One of the more speculative possibilities is the revival of extinct species. If a full sequencing of an extinct animal's DNA is available, it might be possible to use this technique to replace natural chromosomes in a close living relative. For example, an elephant could be used as the base for trying to grow a woolly mammoth.
Of course, synthesising one yeast chromosome is just the beginning. The yeast synthesis created a chromosome with less than 300,000 base-pairs. The smallest human chromosome is chromosome 21, with 48 million base pairs and we have a total of over 3 billion base pairs, while yeast has about 12-13 million. It would also be necessary to make male and female variants if scientists were dealing with higher animals or plants. Each of these represents difficulties of major dimensions but there is no apparent reason why the problems could not be solved.

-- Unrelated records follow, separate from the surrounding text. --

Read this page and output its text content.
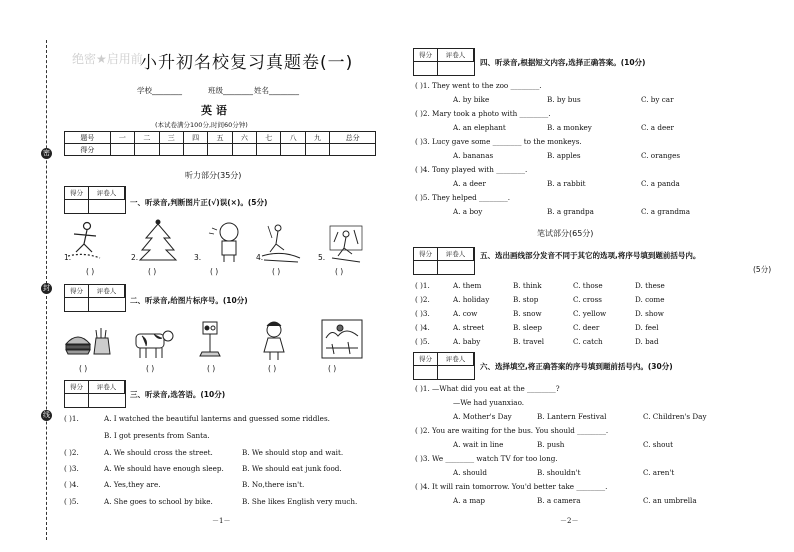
密
封
线
绝密★启用前
小升初名校复习真题卷(一)
学校________	班级________ 姓名________
英 语
(本试卷满分100分,时间60分钟)
题号	一	二	三	四	五	六	七	八	九	总分
得分										
听力部分(35分)
得分	评卷人
一、听录音,判断图片正(√)误(×)。(5分)
1.	2.	3.	4.	5.
( )	( )	( )	( )	( )
得分	评卷人
二、听录音,给图片标序号。(10分)
( )	( )	( )	( )	( )
得分	评卷人
三、听录音,选答语。(10分)
( )1.	A. I watched the beautiful lanterns and guessed some riddles.
B. I got presents from Santa.
( )2.	A. We should cross the street.	B. We should stop and wait.
( )3.	A. We should have enough sleep.	B. We should eat junk food.
( )4.	A. Yes,they are.	B. No,there isn't.
( )5.	A. She goes to school by bike.	B. She likes English very much.
－1－
得分	评卷人
四、听录音,根据短文内容,选择正确答案。(10分)
( )1. They went to the zoo ________.
A. by bike	B. by bus	C. by car
( )2. Mary took a photo with ________.
A. an elephant	B. a monkey	C. a deer
( )3. Lucy gave some ________ to the monkeys.
A. bananas	B. apples	C. oranges
( )4. Tony played with ________.
A. a deer	B. a rabbit	C. a panda
( )5. They helped ________.
A. a boy	B. a grandpa	C. a grandma
笔试部分(65分)
得分	评卷人	五、选出画线部分发音不同于其它的选项,将序号填到题前括号内。
(5分)
( )1.	A. them	B. think	C. those	D. these
( )2.	A. holiday	B. stop	C. cross	D. come
( )3.	A. cow	B. snow	C. yellow	D. show
( )4.	A. street	B. sleep	C. deer	D. feel
( )5.	A. baby	B. travel	C. catch	D. bad
得分	评卷人
六、选择填空,将正确答案的序号填到题前括号内。(30分)
( )1. —What did you eat at the ________?
—We had yuanxiao.
A. Mother's Day	B. Lantern Festival	C. Children's Day
( )2. You are waiting for the bus. You should ________.
A. wait in line	B. push	C. shout
( )3. We ________ watch TV for too long.
A. should	B. shouldn't	C. aren't
( )4. It will rain tomorrow. You'd better take ________.
A. a map	B. a camera	C. an umbrella
－2－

In the long run, it may be possible for human beings to insert "super genes" into their children, to give them resistance to disease, or better oxygen consumption patterns, or resistance to diabetes, HIV, and so on. If such technologies exist, it will unquestionably be tempting to use them. Such a scenario would mean changes to the human race itself.
It may be a far distant future and sound like science fiction. But the first genome sequences occurred in the mid 1990s. The first synthetic chromosome - a bacteria called Synthia - was demonstrated in 2010. The yeast synthesis is a big jump in capacity. The pace of discoveries is accelerating.
The US Defence Advanced Research Projects Agency (DARPA) is pouring money into synthetic biology. The Living Foundries programme from DARPA is supporting a wide range of experiments in these areas. By 2015, DARPA will be spending $28 million per annum on this sort of research. This could mean more breakthroughs at the basic level.
In Aldous Huxley's Brave New World, human beings are cloned, classified and divided into castes for specific qualities. Some version of that future could be edging a little closer. There is nothing in our social systems or legal jurisprudence to provide more than the broadest of benchmarks for dealing with such situations.